Andy Rehfeldt, in a sense he's the opposite of the "shreds" videos


----------



## DeepR (Apr 13, 2012)

I kind of made a topic for such videos:
http://www.talkclassical.com/41728-ridiculous-fun-stuff-only.html


----------



## regenmusic (Oct 23, 2014)

DeepR said:


> I kind of made a topic for such videos:
> http://www.talkclassical.com/41728-ridiculous-fun-stuff-only.html


I understand....I found a lot of the posts there truly awful :lol:

I was hoping for something funnier....its hard to filter the awful from the funny.

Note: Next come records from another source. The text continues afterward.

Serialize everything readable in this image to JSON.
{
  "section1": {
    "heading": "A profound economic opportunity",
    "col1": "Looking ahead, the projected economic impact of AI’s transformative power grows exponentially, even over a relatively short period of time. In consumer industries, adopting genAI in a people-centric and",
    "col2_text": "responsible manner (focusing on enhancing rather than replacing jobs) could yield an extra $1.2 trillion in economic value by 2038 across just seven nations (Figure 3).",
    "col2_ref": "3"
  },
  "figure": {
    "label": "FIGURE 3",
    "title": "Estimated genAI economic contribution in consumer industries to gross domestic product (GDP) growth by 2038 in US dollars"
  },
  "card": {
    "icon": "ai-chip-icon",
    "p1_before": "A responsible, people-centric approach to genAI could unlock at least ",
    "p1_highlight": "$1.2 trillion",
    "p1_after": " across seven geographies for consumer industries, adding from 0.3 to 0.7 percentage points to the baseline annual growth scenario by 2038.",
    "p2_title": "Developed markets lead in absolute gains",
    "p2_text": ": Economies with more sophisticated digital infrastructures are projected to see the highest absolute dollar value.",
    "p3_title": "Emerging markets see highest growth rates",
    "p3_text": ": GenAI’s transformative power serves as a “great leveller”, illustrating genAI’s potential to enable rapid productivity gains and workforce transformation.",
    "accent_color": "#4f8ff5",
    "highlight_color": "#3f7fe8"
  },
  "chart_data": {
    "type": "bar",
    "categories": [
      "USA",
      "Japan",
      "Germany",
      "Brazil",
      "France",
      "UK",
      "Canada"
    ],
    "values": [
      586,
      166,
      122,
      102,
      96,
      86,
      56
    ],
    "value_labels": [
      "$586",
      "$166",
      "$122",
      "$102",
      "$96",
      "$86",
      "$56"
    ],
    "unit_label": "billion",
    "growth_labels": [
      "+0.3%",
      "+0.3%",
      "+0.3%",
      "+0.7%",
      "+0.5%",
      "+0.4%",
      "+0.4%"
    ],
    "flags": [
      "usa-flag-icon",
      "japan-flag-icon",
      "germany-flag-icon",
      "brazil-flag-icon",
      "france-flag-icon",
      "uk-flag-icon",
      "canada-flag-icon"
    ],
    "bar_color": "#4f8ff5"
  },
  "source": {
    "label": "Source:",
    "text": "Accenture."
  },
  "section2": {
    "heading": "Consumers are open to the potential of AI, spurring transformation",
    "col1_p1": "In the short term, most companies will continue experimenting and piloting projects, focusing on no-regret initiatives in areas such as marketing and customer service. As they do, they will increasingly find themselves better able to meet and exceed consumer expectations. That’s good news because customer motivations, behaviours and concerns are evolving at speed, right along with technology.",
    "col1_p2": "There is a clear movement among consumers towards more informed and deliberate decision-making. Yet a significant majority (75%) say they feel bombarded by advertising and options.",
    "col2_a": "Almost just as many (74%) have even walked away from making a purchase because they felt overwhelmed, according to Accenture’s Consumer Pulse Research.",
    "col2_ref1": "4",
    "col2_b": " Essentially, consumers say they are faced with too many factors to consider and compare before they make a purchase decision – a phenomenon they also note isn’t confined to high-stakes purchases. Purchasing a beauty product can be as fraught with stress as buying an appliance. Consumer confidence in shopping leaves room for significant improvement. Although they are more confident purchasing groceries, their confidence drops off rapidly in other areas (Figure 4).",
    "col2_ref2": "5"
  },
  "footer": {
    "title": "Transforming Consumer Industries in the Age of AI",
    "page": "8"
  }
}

I find the Shreds videos really funny. I see now there are other musical comedy posts as well.


----------



## SONNET CLV (May 31, 2014)

regenmusic said:


> Lang Lang Shred





regenmusic said:


> Glen Gould Shreds


Lang Lang has a vase of flowers on his piano. I'd like to see Gould with a bowl of fruit. I think Gould could eat an apple while he plays, sort of like certain jugglers I've seen who juggle apples and eat one out of the air as they juggle. At least it would shut Gould's mouth up from that infernal humming which too often dampens his angelic playing. Alas....


----------



## regenmusic (Oct 23, 2014)

I usually post the title here in case the videos go away but this one I'm embarrassed to even post it because the song is too embarrassing to post anywhere near a classical music site.


----------



## regenmusic (Oct 23, 2014)

We Are The World Shreds


----------



## dgee (Sep 26, 2013)

norman bates said:


> Andy Rehfeldt, in a sense he's the opposite of the "shreds" videos


You beat me to it - but my fav is the Mary Poppins one:


----------



## HaydnBearstheClock (Jul 6, 2013)

dgee said:


> You beat me to it - but my fav is the Mary Poppins one:


hehe, which band is this?


----------



## acitak 7 (Jun 26, 2016)

*musical comedy*

comedy is as subjective as music, I can recommend, My Wife Died in 1970, by John Shuttleworth. very english humour, an acquired taste.


----------



## cwarchc (Apr 28, 2012)




----------